- International artwork. Korean artwork has "Naekkeoya" written in Hangul.

Single by Produce 48
- Released: May 10, 2018
- Recorded: 2018
- Genre: EDM;
- Length: 4:39
- Label: Stone Music Entertainment
- Songwriters: Flow Blow; airair; Louise Frick Sveen;

= Nekkoya (Pick Me) =

"Nekkoya (Pick Me)" is a song performed by the contestants of the competition show Produce 48 and serves as the show's theme song. It was released as a digital single on May 10, 2018 by CJ E&M and Stone Music Entertainment, along with a music video.

==Track listing==
Digital downloads as shown on iTunes. The Korean version was listed as the lead track. The piano version was listed separately.

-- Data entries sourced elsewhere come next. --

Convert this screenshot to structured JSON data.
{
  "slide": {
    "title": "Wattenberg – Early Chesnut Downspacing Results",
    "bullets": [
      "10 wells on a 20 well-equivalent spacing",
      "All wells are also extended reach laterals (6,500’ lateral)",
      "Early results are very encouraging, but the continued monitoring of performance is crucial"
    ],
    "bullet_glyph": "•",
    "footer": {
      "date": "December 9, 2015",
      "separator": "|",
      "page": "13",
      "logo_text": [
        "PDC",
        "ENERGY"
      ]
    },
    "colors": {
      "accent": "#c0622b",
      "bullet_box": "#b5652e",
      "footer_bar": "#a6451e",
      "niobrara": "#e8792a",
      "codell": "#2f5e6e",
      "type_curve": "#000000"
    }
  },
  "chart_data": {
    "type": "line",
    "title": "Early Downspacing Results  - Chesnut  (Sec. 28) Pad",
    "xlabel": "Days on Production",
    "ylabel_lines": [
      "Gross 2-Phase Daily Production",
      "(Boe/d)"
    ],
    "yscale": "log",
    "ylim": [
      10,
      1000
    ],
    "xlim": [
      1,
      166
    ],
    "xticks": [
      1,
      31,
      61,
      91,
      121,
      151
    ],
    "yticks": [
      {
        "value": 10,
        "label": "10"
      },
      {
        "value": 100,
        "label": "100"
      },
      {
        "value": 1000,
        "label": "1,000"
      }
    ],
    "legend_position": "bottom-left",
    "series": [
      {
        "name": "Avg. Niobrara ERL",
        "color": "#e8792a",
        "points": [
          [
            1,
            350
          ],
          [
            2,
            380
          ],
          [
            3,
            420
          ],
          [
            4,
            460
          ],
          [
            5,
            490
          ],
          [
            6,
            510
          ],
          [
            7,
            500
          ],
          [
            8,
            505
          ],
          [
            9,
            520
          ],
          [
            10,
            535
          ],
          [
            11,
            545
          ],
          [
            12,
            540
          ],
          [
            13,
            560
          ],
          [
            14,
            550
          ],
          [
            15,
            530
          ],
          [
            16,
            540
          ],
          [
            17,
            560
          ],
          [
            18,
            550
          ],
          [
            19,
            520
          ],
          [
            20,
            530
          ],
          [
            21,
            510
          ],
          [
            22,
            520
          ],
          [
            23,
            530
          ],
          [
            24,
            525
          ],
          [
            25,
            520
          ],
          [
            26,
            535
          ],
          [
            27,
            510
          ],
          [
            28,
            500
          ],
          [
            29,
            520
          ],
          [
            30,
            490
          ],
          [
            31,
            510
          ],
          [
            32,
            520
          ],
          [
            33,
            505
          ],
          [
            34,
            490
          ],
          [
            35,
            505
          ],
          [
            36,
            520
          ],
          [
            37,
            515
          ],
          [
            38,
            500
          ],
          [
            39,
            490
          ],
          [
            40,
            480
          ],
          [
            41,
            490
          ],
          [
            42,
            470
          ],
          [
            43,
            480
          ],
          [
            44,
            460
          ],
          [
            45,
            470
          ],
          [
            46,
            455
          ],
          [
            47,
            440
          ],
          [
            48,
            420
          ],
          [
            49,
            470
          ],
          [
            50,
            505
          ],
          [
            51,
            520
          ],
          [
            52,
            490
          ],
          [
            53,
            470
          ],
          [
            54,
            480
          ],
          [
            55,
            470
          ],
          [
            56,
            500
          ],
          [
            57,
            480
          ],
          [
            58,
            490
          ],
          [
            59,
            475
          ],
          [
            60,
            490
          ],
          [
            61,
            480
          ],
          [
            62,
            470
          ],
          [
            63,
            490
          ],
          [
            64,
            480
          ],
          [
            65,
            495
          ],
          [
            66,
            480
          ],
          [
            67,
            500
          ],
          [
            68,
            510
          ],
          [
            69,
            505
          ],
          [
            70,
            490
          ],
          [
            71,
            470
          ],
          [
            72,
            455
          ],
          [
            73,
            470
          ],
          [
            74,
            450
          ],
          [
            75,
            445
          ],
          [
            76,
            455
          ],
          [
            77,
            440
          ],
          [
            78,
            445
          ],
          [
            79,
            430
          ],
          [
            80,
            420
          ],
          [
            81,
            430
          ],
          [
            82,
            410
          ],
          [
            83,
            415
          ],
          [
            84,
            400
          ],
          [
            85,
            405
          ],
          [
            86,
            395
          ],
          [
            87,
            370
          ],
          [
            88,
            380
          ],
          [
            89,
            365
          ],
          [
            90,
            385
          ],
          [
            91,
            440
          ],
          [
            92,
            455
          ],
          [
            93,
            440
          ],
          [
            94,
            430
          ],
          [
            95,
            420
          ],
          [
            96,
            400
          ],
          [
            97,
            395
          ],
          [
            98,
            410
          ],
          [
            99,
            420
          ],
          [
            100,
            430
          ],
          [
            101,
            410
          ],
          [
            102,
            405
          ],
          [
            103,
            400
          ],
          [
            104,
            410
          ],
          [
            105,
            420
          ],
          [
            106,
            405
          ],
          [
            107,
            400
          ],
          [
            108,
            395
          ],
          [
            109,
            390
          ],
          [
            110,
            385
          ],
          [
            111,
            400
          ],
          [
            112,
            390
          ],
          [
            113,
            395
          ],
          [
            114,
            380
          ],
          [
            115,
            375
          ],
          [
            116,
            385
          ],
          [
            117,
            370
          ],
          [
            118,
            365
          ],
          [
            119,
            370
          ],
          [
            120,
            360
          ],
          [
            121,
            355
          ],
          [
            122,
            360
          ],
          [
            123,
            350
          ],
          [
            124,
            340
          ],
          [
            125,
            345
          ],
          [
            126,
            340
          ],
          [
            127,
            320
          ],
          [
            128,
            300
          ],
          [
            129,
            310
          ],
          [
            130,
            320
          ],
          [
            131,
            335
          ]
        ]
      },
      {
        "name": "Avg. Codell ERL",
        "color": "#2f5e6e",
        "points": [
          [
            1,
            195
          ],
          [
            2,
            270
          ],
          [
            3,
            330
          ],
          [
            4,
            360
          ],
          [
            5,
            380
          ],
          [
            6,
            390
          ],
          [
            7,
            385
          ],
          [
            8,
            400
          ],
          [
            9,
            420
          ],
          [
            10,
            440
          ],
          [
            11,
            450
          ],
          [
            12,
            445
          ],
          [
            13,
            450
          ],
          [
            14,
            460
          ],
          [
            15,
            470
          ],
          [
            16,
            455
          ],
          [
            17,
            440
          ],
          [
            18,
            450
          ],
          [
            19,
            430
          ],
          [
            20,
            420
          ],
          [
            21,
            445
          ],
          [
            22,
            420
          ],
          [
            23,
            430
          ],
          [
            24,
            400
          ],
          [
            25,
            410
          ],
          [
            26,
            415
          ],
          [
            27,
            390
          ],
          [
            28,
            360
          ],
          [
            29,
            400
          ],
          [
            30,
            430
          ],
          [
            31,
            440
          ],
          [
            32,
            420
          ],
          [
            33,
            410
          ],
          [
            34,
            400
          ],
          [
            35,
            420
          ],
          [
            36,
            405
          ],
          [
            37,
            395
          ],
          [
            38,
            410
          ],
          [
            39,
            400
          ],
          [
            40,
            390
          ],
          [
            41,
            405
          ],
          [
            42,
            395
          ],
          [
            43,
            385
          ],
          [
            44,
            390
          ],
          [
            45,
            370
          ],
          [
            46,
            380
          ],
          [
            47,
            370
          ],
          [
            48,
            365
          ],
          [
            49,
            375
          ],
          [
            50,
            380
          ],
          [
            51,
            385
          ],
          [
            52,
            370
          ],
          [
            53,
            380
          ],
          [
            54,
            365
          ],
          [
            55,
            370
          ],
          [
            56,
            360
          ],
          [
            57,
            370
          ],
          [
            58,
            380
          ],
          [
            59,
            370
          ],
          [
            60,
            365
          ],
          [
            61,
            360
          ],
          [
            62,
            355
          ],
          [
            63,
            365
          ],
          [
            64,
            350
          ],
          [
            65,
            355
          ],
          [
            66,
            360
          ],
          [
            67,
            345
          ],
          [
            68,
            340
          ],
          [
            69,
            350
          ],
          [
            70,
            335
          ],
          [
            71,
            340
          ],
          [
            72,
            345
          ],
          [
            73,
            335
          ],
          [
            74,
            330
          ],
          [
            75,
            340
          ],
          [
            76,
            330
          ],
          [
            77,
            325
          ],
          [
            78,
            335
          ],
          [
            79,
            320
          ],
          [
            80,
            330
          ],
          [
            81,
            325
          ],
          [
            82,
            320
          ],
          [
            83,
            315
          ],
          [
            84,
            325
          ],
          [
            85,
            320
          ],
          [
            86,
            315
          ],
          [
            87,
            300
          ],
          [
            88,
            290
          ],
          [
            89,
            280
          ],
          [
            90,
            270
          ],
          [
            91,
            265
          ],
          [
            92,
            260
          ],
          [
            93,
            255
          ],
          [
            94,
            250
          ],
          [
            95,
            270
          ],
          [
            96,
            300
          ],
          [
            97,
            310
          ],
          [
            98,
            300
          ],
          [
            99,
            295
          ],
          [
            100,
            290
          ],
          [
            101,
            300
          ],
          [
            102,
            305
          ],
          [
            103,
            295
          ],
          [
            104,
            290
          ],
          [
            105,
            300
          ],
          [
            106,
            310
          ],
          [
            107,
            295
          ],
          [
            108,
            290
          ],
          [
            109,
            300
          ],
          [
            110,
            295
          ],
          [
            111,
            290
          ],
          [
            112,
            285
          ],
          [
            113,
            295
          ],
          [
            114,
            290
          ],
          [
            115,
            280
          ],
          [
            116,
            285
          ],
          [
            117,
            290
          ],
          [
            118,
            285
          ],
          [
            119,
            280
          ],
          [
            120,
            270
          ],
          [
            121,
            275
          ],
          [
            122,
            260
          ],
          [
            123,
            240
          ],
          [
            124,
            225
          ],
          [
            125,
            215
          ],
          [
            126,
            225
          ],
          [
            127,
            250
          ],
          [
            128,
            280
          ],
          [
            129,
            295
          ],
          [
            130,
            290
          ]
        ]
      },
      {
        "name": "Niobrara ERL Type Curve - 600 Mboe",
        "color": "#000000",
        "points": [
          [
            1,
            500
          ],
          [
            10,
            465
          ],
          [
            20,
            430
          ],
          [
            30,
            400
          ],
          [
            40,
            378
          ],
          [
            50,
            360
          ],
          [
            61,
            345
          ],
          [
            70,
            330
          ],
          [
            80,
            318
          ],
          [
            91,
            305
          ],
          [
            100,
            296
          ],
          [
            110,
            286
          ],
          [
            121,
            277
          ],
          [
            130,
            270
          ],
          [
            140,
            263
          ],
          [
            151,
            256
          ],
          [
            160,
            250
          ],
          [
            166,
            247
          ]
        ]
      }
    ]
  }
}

Nekkoya (Pick Me) – digital download
| No. | Title | Music | Arranger(s) | Length |
|---|---|---|---|---|
| 1. | "Pick Me" (Korean version) | Flow Blow, airair, Louise Frick Sveen | Flow Blow, airair | 4:39 |
| 2. | "Nekkoya (Pick Me)" (Japanese version) |  |  | 4:39 |
| Total length: |  |  |  | 9:18 |

Nekkoya (Pick Me) – piano version
| No. | Title | Length |
|---|---|---|
| 1. | "Nekkoya (Pick Me)" | 3:44 |
| Total length: |  | 3:44 |

==Reception==
In South Korea, the song did not enter the Gaon Digital Chart, but peaked at number 61 on the Mobile Chart and number 100 on the BGM Chart. In Japan, the song did not enter the Billboard Japan Hot 100, but peaked at number 56 on the Japan Hot 100 Download Chart.